Cathleen Lesparence has been providing basic dental services to the communities of Wha Ti, Rae Lakes and Snare Lake for two and a half years. Dental therapists like Lesparence mainly deal with school-aged children and provides nearly the same kind of care a certified dentist would in the south.
"We work independently to provide basic dental services to school-aged children and emergency services to adults," she said. "We specifically do it in native, Northern communities."
Of the dental therapists in Canada, only a few work under a dentist in the south.
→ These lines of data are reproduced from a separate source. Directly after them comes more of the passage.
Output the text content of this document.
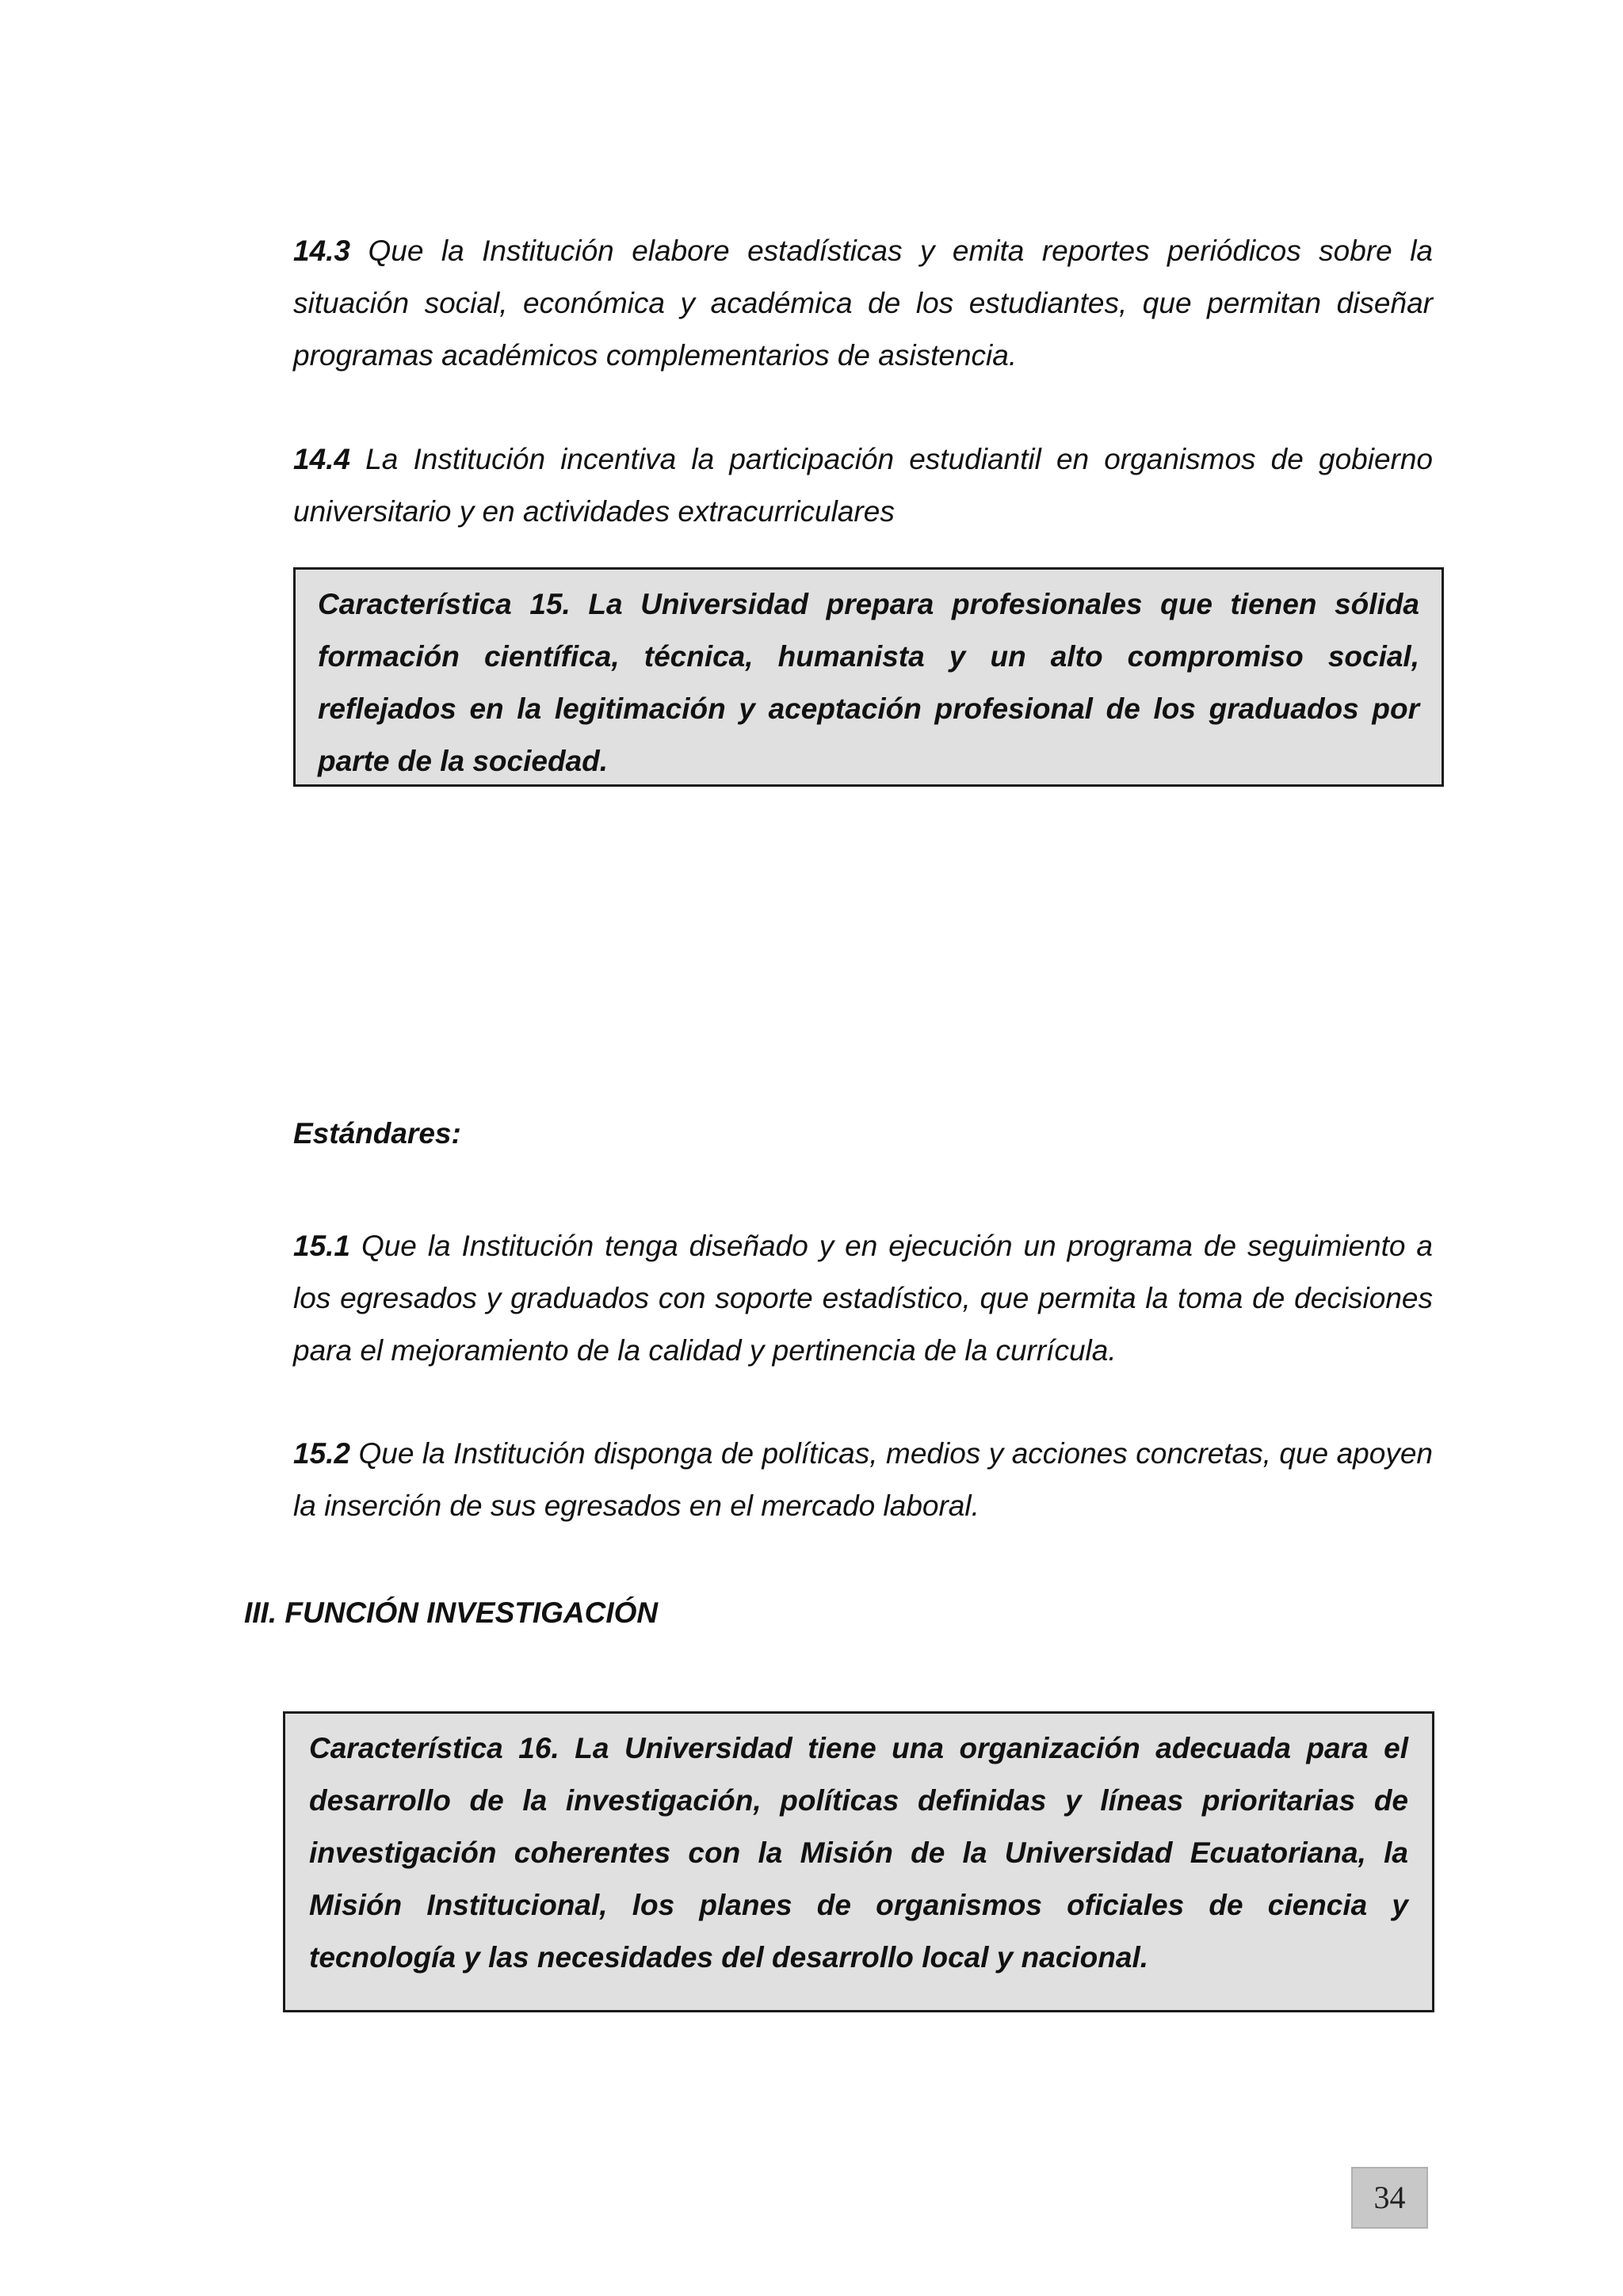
14.3 Que la Institución elabore estadísticas y emita reportes periódicos sobre la situación social, económica y académica de los estudiantes, que permitan diseñar programas académicos complementarios de asistencia.

14.4 La Institución incentiva la participación estudiantil en organismos de gobierno universitario y en actividades extracurriculares

Característica 15. La Universidad prepara profesionales que tienen sólida formación científica, técnica, humanista y un alto compromiso social, reflejados en la legitimación y aceptación profesional de los graduados por parte de la sociedad.

Estándares:

15.1 Que la Institución tenga diseñado y en ejecución un programa de seguimiento a los egresados y graduados con soporte estadístico, que permita la toma de decisiones para el mejoramiento de la calidad y pertinencia de la currícula.

15.2 Que la Institución disponga de políticas, medios y acciones concretas, que apoyen la inserción de sus egresados en el mercado laboral.

III. FUNCIÓN INVESTIGACIÓN

Característica 16. La Universidad tiene una organización adecuada para el desarrollo de la investigación, políticas definidas y líneas prioritarias de investigación coherentes con la Misión de la Universidad Ecuatoriana, la Misión Institucional, los planes de organismos oficiales de ciencia y tecnología y las necesidades del desarrollo local y nacional.

34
Most, like Lesparence, travel to communities in the North by airplane, equipment in tow, to set up clinics and visit schools to talk about healthy dental practices.
Since April is dental health month, school visitations are currently a big part of the job.
"The idea is to promote overall improvement of health in the communities," Lesparence said. "We provide more prevention measures than a dentist would."
Lesparence spends three to four months in each of the three, doing everything from fillings and uncomplicated extractions to x-rays and cleanings, as well as educating her young clients.
"We don't do braces or complicated extractions," she said. "Anything we can't do we can have referred to a dentist so we complement each other."
The program most dental therapists work under in the North is government-funded and very cost-effective, according to Lesparence. They are payed a salary versus billing for services, so no matter what work is done on patients, the amount of money spent is nearly the same aside from the cost of supplies. The starting wage for most therapists is around $50,000 a year.
Lesparence said there were 30 people who started the two-year dental therapy program with her in Prince Albert, Sask. in 1992, but only nine successfully completed the course.
"It's quite deceiving," she said about the program's length. "But it's a very intense and challenging program. You have to meet very high clinical and academic standards."
Lesparence said her background in nursing helped her maintain the stamina to complete the course.
"It's really a unique program because we are the only care-givers in a community if a problem arises.
"It's not so much because they can't get dentists up here," she said. "We do a lot of education and provide a different service."
And the benefits of living in the communities are plentiful, although someone who takes on the position must be able to cope with the isolation factor, says Lesparence.
On a nice, mild evening in Snare Lake, she and the community recreation director decided to get some of the children together for a social gathering. Lesparence brought her guitar and began singing to the kids when a black bear ran through the community and created utter chaos.
"The parents ran in yelling and eventually the bear mosied on," she laughed. "But it was kind of funny. I thought never again would my song ever be interrupted by a bear."